Carl Maria von Weber
Klarinettenquintett B-Dur op. 34
Rezension:
Das Schumann Quartett, das sind die drei Brüder Erik Schumann, erste Violine, Ken Schumann, zweite Violine, Mark Schumann, Cello und Liisa Randalu, Bratsche. Sie spielten vergangenen Samstag im Casino Zug, und wie sie spielten! Vom ersten bis zum letzten Ton des Streichquartetts Nr. 1 in Es-Dur von Felix Mendelssohn Bartholdy war man gefangen und hörte und schaute gebannt hin, fasziniert vom unglaublich präzisen Zusammenspiel der vier Ausnahmemusiker, von den Phrasierungen, der Lust am Spielen. Wie aus einem Guss musizieren und verschmelzen sie zu einem einzigen homogenen Klangkörper, nur ab und zu schält sich eines der Instrumente virtuos aus dem Klangteppich. Der erste Satz innig, mit Zurückhaltung dort, wo sie gefragt ist, das Allegro leicht und luftig und mit jugendlicher Frische, hingehauchte Passagen im Andante espressivo, mit schmerzvollem, glühendem Verlangen im Molto Allegro.
Liebe und Leidenschaft
Gebannt, begeistert und fasziniert erwartete man die «Intimen Briefe» von Leoš Janáček. Janáček schrieb das Werk im Alter von 74 Jahren und widmete es Kamila Stöslová, seiner 38 Jahre jüngeren Geliebten. Dazu schrieb er ihr: «Jetzt habe ich begonnen, etwas Schönes zu schreiben. Unser Leben soll darin enthalten sein. Es soll «Liebesbriefe» heissen. Ich glaube, es wird reizend klingen. (…) Es ist meine erste Komposition, deren Töne von all dem Liebeswürdigen durchglüht sind, das wir miteinander erlebt haben.» Wie die jungen Musiker die Gefühle dieses um zig Jahre älteren Mannes übersetzten war schlicht grandios. Das «Thema der Frau», hingehaucht von Bratsche und Cello, in absoluten Pianissimi, die innigen Betrachtungen, der Sturm der Gefühle. Zwischen zärtlichen Schwärmereien und leidenschaftlichen Beteuerungen, alles war spür- und hörbar. Auch die Verzweiflung im Vivace im zweiten Satz und immer wieder unterschwellig das Sehnsuchtsthema. Dabei aber auch Leichtfüssigkeit, dann der bebende Ausbruch im dritten Satz und zuletzt, im Allegro, das schmerzvolle, glühende Verlangen, die drängende Sehnsucht.
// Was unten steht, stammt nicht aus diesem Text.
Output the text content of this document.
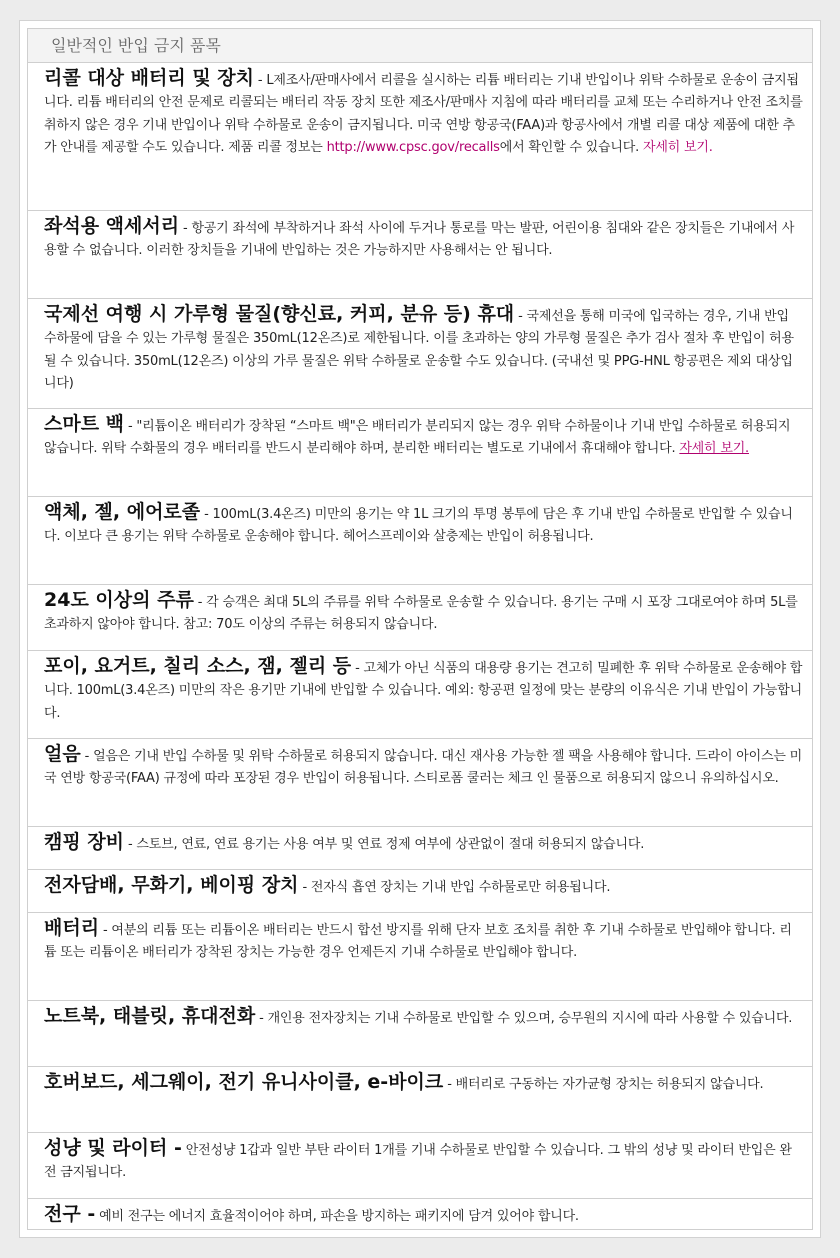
일반적인 반입 금지 품목
리콜 대상 배터리 및 장치 - L제조사/판매사에서 리콜을 실시하는 리튬 배터리는 기내 반입이나 위탁 수하물로 운송이 금지됩니다. 리튬 배터리의 안전 문제로 리콜되는 배터리 작동 장치 또한 제조사/판매사 지침에 따라 배터리를 교체 또는 수리하거나 안전 조치를 취하지 않은 경우 기내 반입이나 위탁 수하물로 운송이 금지됩니다. 미국 연방 항공국(FAA)과 항공사에서 개별 리콜 대상 제품에 대한 추가 안내를 제공할 수도 있습니다. 제품 리콜 정보는 http://www.cpsc.gov/recalls에서 확인할 수 있습니다. 자세히 보기.
좌석용 액세서리 - 항공기 좌석에 부착하거나 좌석 사이에 두거나 통로를 막는 발판, 어린이용 침대와 같은 장치들은 기내에서 사용할 수 없습니다. 이러한 장치들을 기내에 반입하는 것은 가능하지만 사용해서는 안 됩니다.
국제선 여행 시 가루형 물질(향신료, 커피, 분유 등) 휴대 - 국제선을 통해 미국에 입국하는 경우, 기내 반입 수하물에 담을 수 있는 가루형 물질은 350mL(12온즈)로 제한됩니다. 이를 초과하는 양의 가루형 물질은 추가 검사 절차 후 반입이 허용될 수 있습니다. 350mL(12온즈) 이상의 가루 물질은 위탁 수하물로 운송할 수도 있습니다. (국내선 및 PPG-HNL 항공편은 제외 대상입니다)
스마트 백 - "리튬이온 배터리가 장착된 “스마트 백"은 배터리가 분리되지 않는 경우 위탁 수하물이나 기내 반입 수하물로 허용되지 않습니다. 위탁 수화물의 경우 배터리를 반드시 분리해야 하며, 분리한 배터리는 별도로 기내에서 휴대해야 합니다. 자세히 보기.
액체, 젤, 에어로졸 - 100mL(3.4온즈) 미만의 용기는 약 1L 크기의 투명 봉투에 담은 후 기내 반입 수하물로 반입할 수 있습니다. 이보다 큰 용기는 위탁 수하물로 운송해야 합니다. 헤어스프레이와 살충제는 반입이 허용됩니다.
24도 이상의 주류 - 각 승객은 최대 5L의 주류를 위탁 수하물로 운송할 수 있습니다. 용기는 구매 시 포장 그대로여야 하며 5L를 초과하지 않아야 합니다. 참고: 70도 이상의 주류는 허용되지 않습니다.
포이, 요거트, 칠리 소스, 잼, 젤리 등 - 고체가 아닌 식품의 대용량 용기는 견고히 밀폐한 후 위탁 수하물로 운송해야 합니다. 100mL(3.4온즈) 미만의 작은 용기만 기내에 반입할 수 있습니다. 예외: 항공편 일정에 맞는 분량의 이유식은 기내 반입이 가능합니다.
얼음 - 얼음은 기내 반입 수하물 및 위탁 수하물로 허용되지 않습니다. 대신 재사용 가능한 젤 팩을 사용해야 합니다. 드라이 아이스는 미국 연방 항공국(FAA) 규정에 따라 포장된 경우 반입이 허용됩니다. 스티로폼 쿨러는 체크 인 물품으로 허용되지 않으니 유의하십시오.
캠핑 장비 - 스토브, 연료, 연료 용기는 사용 여부 및 연료 정제 여부에 상관없이 절대 허용되지 않습니다.
전자담배, 무화기, 베이핑 장치 - 전자식 흡연 장치는 기내 반입 수하물로만 허용됩니다.
배터리 - 여분의 리튬 또는 리튬이온 배터리는 반드시 합선 방지를 위해 단자 보호 조치를 취한 후 기내 수하물로 반입해야 합니다. 리튬 또는 리튬이온 배터리가 장착된 장치는 가능한 경우 언제든지 기내 수하물로 반입해야 합니다.
노트북, 태블릿, 휴대전화 - 개인용 전자장치는 기내 수하물로 반입할 수 있으며, 승무원의 지시에 따라 사용할 수 있습니다.
호버보드, 세그웨이, 전기 유니사이클, e-바이크 - 배터리로 구동하는 자가균형 장치는 허용되지 않습니다.
성냥 및 라이터 - 안전성냥 1갑과 일반 부탄 라이터 1개를 기내 수하물로 반입할 수 있습니다. 그 밖의 성냥 및 라이터 반입은 완전 금지됩니다.
전구 - 예비 전구는 에너지 효율적이어야 하며, 파손을 방지하는 패키지에 담겨 있어야 합니다.
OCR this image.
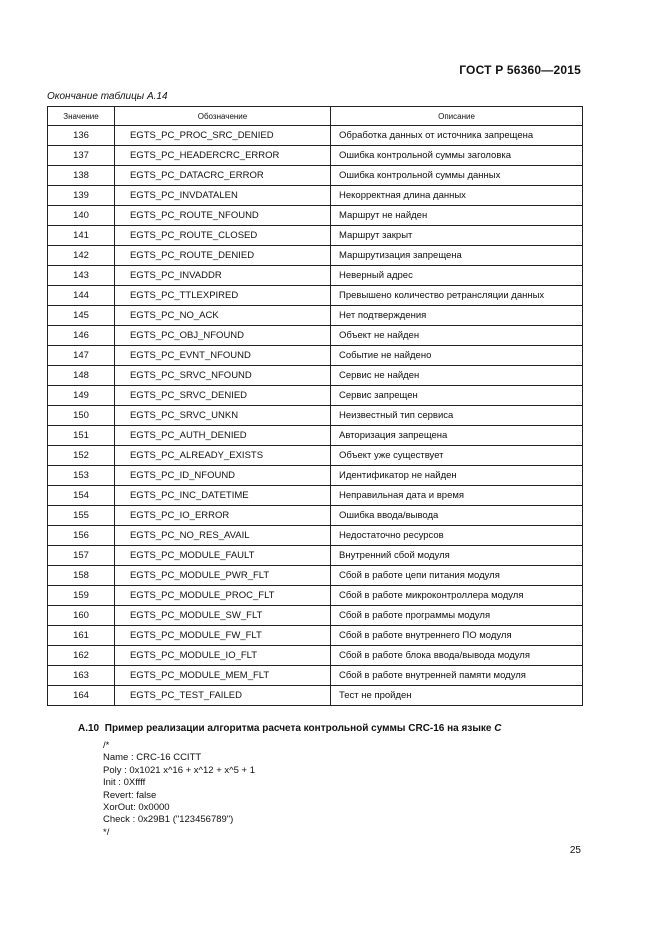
ГОСТ Р 56360—2015
Окончание таблицы А.14
Значение	Обозначение	Описание
136	EGTS_PC_PROC_SRC_DENIED	Обработка данных от источника запрещена
137	EGTS_PC_HEADERCRC_ERROR	Ошибка контрольной суммы заголовка
138	EGTS_PC_DATACRC_ERROR	Ошибка контрольной суммы данных
139	EGTS_PC_INVDATALEN	Некорректная длина данных
140	EGTS_PC_ROUTE_NFOUND	Маршрут не найден
141	EGTS_PC_ROUTE_CLOSED	Маршрут закрыт
142	EGTS_PC_ROUTE_DENIED	Маршрутизация запрещена
143	EGTS_PC_INVADDR	Неверный адрес
144	EGTS_PC_TTLEXPIRED	Превышено количество ретрансляции данных
145	EGTS_PC_NO_ACK	Нет подтверждения
146	EGTS_PC_OBJ_NFOUND	Объект не найден
147	EGTS_PC_EVNT_NFOUND	Событие не найдено
148	EGTS_PC_SRVC_NFOUND	Сервис не найден
149	EGTS_PC_SRVC_DENIED	Сервис запрещен
150	EGTS_PC_SRVC_UNKN	Неизвестный тип сервиса
151	EGTS_PC_AUTH_DENIED	Авторизация запрещена
152	EGTS_PC_ALREADY_EXISTS	Объект уже существует
153	EGTS_PC_ID_NFOUND	Идентификатор не найден
154	EGTS_PC_INC_DATETIME	Неправильная дата и время
155	EGTS_PC_IO_ERROR	Ошибка ввода/вывода
156	EGTS_PC_NO_RES_AVAIL	Недостаточно ресурсов
157	EGTS_PC_MODULE_FAULT	Внутренний сбой модуля
158	EGTS_PC_MODULE_PWR_FLT	Сбой в работе цепи питания модуля
159	EGTS_PC_MODULE_PROC_FLT	Сбой в работе микроконтроллера модуля
160	EGTS_PC_MODULE_SW_FLT	Сбой в работе программы модуля
161	EGTS_PC_MODULE_FW_FLT	Сбой в работе внутреннего ПО модуля
162	EGTS_PC_MODULE_IO_FLT	Сбой в работе блока ввода/вывода модуля
163	EGTS_PC_MODULE_MEM_FLT	Сбой в работе внутренней памяти модуля
164	EGTS_PC_TEST_FAILED	Тест не пройден
А.10 Пример реализации алгоритма расчета контрольной суммы CRC-16 на языке С
/*
Name : CRC-16 CCITT
Poly : 0x1021 x^16 + x^12 + x^5 + 1
Init : 0Xffff
Revert: false
XorOut: 0x0000
Check : 0x29B1 ("123456789")
*/
25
Das alles bringen die vier Musiker mit einer solchen Überzeugung, einer solchen Ernsthaftigkeit und ohne Manierismus, ohne grosse Gesten herüber, das Publikum war verzaubert.
Unglaubliche Läufe
Nach der Pause folgte das Klarinettenquintett B-Dur Op. 34 von Carl Maria von Weber mit Andreas Ottensamer, dem ersten Soloklarinettisten der Berliner Philharmoniker. Schwindelerregende Läufe legte Ottensamer hin, mit einer unglaublichen Leichtigkeit, Pianissimi, welche man so bei einer Klarinette noch nicht gehört hat, nicht für möglich halten würde. Kein noch so schneller Lauf konnte ihm etwas anhaben, im Gegenteil, es schien ihm richtig Spass zu machen. Locker sass er da und lächelte immer wieder komplizenhaft zu seinen Musikerkollegen rüber.
Die Unkompliziertheit der Musiker war unglaublich wohltuend und übertrug sich auch aufs Publikum. Obwohl eher im oberen Alterssegment, liess es sich dazu hinreissen, mit Stampfen die fünf immer wieder aufs Podium zu holen. Ottensamer versprach etwas ganze Neues als Zugabe, hantierte nicht sofort ganz erfolgreich mit seinem IPad und erklärte, sie hätten da auf dem Weg nach Zug was ausprobiert: Das Venezianische Gondellied für Klavier von Mendelssohn ihn einer mehrfach bearbeiteten Version nun für Streichquartett und Klarinette. Wenn er bei Weber mit Virtuosität brilliert hatte, spielte er jetzt noch seine ganze Musikalität aus und liess seine Klarinette singen, samtweich und verführerisch
Ein Ausnahmetalent und eine Entdeckung
Andreas Ottensamer, ein Ausnahmetalent, das Schumann-Quartett eine Entdeckung und eine wahre Freude zu sehen, wie unkompliziert und locker es auf der Bühne zugehen kann. Wenn das die neue Generation der klassischen Musiker ist, dann besteht Hoffnung, dass auch Junge sich nach und nach dafür begeistern lassen und die manchmal etwas angestaubte Atmosphäre in den Konzertsälen langsam aufgebrochen wird.